Perante a falta de resposta dos responsáveis, uma cornucópia de informação essencial para a nossa história apanha pó nos armazéns quando poderia estar em livre acesso. É este o problema: incúria, falta de continuidade editorial e de memória institucional.
No início do século XIX nasceu em Lisboa um homem chamado Inocêncio Francisco da Silva, um simples amanuense que tinha uma ambição simples: reunir num dicionário todas as informações sobre todos os autores de língua portuguesa. Quando morreu, em 1876, a sua missão foi continuada por um simples tipógrafo chamado Pedro Venceslau de Brito Aranha. O Dicionário Bibliográfico Português, muitas vezes chamado apenas por “o Inocêncio”, ficou um autêntico monumento para a história da cultura, não só em Portugal e no Brasil, mas também para a Ásia e a África lusófonas. Os seus 23 volumes tornaram-se raros e caros e, mesmo quando reeditados pela Imprensa Nacional, difíceis de adquirir e guardar pela maior parte das pessoas que deles teriam necessidade.

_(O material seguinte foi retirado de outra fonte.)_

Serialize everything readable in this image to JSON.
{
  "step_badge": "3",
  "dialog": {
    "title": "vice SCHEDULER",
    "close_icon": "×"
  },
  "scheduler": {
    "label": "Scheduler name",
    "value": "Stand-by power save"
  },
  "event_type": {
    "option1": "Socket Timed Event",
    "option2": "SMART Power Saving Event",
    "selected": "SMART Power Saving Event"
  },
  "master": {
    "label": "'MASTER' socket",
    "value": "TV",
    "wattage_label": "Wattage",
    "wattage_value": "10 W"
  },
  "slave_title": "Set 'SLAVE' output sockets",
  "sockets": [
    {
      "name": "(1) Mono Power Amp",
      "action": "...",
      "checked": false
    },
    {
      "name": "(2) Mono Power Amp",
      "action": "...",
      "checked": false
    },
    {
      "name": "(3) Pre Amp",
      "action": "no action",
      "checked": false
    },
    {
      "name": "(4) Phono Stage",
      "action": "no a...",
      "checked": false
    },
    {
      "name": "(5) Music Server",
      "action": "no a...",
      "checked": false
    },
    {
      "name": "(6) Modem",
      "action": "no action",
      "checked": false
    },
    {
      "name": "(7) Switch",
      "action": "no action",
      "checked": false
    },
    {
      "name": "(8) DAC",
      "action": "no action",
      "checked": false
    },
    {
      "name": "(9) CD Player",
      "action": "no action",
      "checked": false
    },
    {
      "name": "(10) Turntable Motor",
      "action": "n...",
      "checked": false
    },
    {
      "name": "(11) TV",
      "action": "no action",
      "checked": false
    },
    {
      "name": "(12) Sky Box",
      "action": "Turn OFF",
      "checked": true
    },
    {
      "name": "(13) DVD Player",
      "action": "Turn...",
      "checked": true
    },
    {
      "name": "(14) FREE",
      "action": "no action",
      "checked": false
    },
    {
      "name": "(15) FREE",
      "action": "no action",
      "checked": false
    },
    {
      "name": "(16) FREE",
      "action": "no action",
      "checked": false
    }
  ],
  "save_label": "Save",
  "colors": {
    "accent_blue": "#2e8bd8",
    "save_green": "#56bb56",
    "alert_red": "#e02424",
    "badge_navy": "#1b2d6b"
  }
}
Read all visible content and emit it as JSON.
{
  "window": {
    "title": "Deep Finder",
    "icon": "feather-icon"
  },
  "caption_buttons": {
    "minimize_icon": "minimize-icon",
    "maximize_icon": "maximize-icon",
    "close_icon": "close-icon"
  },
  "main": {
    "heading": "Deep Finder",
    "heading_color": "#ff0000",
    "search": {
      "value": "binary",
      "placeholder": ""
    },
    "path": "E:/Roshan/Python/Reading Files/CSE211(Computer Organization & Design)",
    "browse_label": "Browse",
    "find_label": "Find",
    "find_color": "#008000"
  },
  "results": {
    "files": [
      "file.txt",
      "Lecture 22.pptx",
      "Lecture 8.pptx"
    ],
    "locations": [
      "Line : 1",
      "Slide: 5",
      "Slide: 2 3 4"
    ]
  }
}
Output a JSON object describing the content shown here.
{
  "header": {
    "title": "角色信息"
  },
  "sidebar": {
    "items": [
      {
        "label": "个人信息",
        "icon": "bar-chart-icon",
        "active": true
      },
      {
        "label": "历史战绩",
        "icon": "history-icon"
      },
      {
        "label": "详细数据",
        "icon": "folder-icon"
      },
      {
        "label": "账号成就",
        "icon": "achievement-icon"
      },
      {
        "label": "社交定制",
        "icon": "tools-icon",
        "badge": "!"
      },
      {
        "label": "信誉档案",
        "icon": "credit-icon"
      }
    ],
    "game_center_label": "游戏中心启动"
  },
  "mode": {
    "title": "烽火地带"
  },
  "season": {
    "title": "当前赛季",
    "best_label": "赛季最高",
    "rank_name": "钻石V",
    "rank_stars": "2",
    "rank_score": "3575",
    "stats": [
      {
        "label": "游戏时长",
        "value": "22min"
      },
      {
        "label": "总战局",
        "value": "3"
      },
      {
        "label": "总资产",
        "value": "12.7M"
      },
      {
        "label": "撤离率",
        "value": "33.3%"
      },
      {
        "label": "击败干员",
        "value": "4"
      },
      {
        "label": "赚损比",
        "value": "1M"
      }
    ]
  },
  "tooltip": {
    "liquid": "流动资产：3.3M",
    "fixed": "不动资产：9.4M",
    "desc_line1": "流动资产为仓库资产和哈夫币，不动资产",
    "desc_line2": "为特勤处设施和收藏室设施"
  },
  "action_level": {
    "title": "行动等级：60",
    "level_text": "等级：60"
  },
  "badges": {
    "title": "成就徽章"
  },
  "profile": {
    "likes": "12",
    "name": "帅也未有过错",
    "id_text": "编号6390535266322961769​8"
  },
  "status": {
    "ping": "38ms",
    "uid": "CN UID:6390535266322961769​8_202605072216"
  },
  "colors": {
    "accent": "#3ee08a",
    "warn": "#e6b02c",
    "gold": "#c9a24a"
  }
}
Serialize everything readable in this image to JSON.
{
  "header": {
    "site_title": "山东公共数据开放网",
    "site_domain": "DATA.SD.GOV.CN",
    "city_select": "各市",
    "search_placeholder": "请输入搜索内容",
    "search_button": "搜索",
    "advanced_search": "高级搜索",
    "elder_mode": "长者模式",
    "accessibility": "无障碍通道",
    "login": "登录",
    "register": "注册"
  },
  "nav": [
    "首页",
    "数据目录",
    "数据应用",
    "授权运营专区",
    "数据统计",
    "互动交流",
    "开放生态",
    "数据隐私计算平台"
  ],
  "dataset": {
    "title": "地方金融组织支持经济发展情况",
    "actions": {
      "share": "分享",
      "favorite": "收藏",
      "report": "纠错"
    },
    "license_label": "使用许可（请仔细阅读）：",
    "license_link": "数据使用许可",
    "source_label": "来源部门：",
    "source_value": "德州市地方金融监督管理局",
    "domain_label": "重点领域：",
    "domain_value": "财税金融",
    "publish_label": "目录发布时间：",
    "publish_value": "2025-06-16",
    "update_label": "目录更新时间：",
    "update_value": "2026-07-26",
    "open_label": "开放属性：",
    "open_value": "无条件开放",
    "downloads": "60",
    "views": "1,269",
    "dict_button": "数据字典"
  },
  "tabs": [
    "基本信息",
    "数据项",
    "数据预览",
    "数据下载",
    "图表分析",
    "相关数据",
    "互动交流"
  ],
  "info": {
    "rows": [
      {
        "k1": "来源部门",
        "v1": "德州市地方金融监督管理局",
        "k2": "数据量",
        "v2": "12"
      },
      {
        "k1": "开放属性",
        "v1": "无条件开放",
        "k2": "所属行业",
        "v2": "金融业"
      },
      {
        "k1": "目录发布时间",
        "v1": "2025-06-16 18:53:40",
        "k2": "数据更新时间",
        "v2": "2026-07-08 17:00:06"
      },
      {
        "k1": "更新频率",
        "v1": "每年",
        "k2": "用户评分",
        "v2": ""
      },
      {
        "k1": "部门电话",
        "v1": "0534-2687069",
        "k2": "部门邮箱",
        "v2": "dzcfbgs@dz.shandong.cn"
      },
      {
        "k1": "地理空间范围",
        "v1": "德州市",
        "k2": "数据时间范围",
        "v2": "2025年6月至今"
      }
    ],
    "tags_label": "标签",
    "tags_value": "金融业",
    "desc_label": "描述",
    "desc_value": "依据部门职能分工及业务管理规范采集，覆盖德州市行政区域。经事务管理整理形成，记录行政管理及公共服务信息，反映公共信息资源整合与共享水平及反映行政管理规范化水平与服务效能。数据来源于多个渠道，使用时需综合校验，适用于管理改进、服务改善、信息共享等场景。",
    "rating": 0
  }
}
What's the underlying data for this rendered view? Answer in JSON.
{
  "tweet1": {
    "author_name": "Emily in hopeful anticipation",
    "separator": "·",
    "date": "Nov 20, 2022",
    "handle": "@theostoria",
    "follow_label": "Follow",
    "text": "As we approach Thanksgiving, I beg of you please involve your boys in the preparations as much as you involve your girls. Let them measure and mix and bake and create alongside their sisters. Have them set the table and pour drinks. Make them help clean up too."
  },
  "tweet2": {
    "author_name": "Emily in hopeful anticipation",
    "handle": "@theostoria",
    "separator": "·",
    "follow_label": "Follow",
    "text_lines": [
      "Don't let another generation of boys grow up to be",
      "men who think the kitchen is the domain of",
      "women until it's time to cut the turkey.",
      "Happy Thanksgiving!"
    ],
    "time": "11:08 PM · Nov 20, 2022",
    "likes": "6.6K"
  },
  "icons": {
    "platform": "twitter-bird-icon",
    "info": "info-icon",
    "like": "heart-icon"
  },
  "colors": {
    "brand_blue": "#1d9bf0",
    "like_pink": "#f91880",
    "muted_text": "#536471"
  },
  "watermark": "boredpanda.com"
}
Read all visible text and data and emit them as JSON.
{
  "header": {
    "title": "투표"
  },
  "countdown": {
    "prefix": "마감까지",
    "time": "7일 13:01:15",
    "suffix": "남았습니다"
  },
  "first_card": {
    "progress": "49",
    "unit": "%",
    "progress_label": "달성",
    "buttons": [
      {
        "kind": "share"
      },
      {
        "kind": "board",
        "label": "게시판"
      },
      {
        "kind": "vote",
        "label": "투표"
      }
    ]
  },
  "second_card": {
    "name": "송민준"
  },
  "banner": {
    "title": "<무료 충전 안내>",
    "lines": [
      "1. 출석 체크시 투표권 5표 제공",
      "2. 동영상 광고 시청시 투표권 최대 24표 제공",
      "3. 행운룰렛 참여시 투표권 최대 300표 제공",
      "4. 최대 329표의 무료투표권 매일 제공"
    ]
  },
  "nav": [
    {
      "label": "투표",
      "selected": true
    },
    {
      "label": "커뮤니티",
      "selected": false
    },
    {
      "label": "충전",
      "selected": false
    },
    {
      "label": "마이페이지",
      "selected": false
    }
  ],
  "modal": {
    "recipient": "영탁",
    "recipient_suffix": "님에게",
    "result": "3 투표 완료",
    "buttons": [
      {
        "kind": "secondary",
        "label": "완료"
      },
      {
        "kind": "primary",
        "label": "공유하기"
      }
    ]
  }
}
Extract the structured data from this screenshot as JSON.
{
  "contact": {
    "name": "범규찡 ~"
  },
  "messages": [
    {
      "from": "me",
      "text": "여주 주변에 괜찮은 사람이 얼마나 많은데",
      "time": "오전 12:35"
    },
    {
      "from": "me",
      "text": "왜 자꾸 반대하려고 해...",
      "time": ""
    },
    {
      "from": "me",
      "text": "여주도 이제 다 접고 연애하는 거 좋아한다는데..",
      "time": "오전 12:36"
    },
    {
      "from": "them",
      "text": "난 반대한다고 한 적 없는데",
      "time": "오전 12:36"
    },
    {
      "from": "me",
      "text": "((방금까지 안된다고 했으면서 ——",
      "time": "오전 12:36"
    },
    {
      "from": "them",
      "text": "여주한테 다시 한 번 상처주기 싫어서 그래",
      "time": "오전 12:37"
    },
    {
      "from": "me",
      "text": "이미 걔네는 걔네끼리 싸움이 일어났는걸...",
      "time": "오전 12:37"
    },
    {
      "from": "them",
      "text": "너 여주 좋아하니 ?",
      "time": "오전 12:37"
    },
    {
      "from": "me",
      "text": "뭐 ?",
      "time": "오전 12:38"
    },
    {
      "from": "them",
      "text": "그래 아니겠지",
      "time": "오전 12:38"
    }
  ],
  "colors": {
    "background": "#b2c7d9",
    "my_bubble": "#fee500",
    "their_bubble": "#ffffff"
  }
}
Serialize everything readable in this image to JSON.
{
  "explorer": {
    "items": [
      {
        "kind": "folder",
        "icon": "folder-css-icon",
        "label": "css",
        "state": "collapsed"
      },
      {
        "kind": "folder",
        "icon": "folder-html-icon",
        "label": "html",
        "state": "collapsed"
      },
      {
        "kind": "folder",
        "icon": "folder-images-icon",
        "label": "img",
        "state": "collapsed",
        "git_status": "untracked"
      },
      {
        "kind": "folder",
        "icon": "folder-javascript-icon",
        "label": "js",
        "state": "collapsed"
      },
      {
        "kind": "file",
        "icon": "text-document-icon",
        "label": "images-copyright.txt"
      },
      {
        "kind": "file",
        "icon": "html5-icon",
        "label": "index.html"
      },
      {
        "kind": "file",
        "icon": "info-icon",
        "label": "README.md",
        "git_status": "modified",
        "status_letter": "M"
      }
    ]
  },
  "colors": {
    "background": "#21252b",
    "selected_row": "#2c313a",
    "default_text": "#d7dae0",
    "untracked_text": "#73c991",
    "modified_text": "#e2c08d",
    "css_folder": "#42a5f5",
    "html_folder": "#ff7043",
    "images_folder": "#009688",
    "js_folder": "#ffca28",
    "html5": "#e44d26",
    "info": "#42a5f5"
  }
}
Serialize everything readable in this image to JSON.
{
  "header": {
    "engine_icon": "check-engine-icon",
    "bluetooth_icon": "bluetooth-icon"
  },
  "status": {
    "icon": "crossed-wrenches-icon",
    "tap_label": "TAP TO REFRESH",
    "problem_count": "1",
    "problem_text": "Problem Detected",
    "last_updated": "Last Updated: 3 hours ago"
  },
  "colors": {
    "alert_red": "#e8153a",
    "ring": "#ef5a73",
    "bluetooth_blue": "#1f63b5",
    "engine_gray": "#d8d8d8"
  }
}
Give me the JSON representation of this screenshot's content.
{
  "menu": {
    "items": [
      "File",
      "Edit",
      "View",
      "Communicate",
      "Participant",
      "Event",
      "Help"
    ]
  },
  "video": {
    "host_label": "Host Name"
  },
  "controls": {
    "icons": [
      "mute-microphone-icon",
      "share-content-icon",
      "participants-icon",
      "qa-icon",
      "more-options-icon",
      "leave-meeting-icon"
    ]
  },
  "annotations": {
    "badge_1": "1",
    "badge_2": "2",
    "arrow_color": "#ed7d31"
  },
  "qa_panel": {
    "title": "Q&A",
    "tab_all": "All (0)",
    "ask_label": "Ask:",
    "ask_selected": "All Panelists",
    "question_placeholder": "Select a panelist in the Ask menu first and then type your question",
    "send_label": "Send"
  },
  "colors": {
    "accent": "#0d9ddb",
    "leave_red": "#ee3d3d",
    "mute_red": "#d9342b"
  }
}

Nos fins do século XX conheci um grupo de gente a quem a Comissão dos Descobrimentos deu a tarefa de digitalizar, rever e recuperar para um simples CD-rom todo o Inocêncio, e para CDs da mesma coleção toda a Bibliotheca Luzitana (um antecessor do século XVIII), todo o Gil Vicente, as “Décadas da Ásia” de João de Barros, e mais uma série de fontes cruciais da história dos portugueses na Índia, no Japão, e um pouco por todo o mundo. Os CDs resultantes eram baratos e, à altura, funcionavam em quase qualquer computador.
Em inícios do século XXI o governo Durão Barroso decidiu fechar a Comissão dos Descobrimentos descurando completamente — e contra vários avisos — qualquer continuidade editorial destes projetos. A maior parte do material ficou sabe-se lá em que armazém, e os protótipos prontos a serem editados, cujos gastos já tinham sido pagos, por editar ficaram, por incúria da tutela. Nessa situação ficaram uns certos ficheiros com as Obras Completas do Padre António Vieira.
Entretanto, chegou recentemente a notícia de que Pedro Santana Lopes, agora provedor da Santa Casa da Misericórdia, decidiu aplicar 500 mil euros na edição, nem mais nem menos, de umas Obras Completas do Padre António Vieira.
Qual é, e qual não é, o meu problema com isto? Começo por qual não é o problema: a um autor como Vieira regressa-se sempre, e é bom que haja dele mais do que uma edição; além disso, um dos coordenadores da nova edição é o Professor Pedro Calafate, cuja obra tenho em grande apreço, e que dá todas as garantias de qualidade a este projeto. Para esta nova edição houve um regresso às fontes, novas leituras paleográficas, e é possível que até apareçam inéditos. Que mil Vieiras floresçam!
O problema — e sério — é que durante todos estes anos as pessoas ligadas ao projeto inicial foram alertando, sem sucesso, sucessivos governos e respetivos ministros ou secretários da Cultura para a necessidade de editar os textos que já tinham sido pagos, e foram avisando ainda para o facto de os CD-roms dos anos 90 já não se poderem usar hoje. Bastaria o estado ceder os direitos de uso para que a Biblioteca Nacional, por exemplo, pudesse por tudo aquilo em acesso gratuito na rede. O país gastaria zero, mas ganharia muito.
Perante a falta de resposta dos responsáveis, uma cornucópia de informação essencial para a nossa história apanha pó nos armazéns quando poderia estar em livre acesso. É este o problema: incúria, falta de continuidade editorial e de memória institucional. Ah, e quanto ao Inocêncio, parece que emigrou: quem quiser lê-lo pode encontrar umas digitalizações pouco práticas e inferiores ao que já tinha sido feito… no site da Universidade de São Paulo.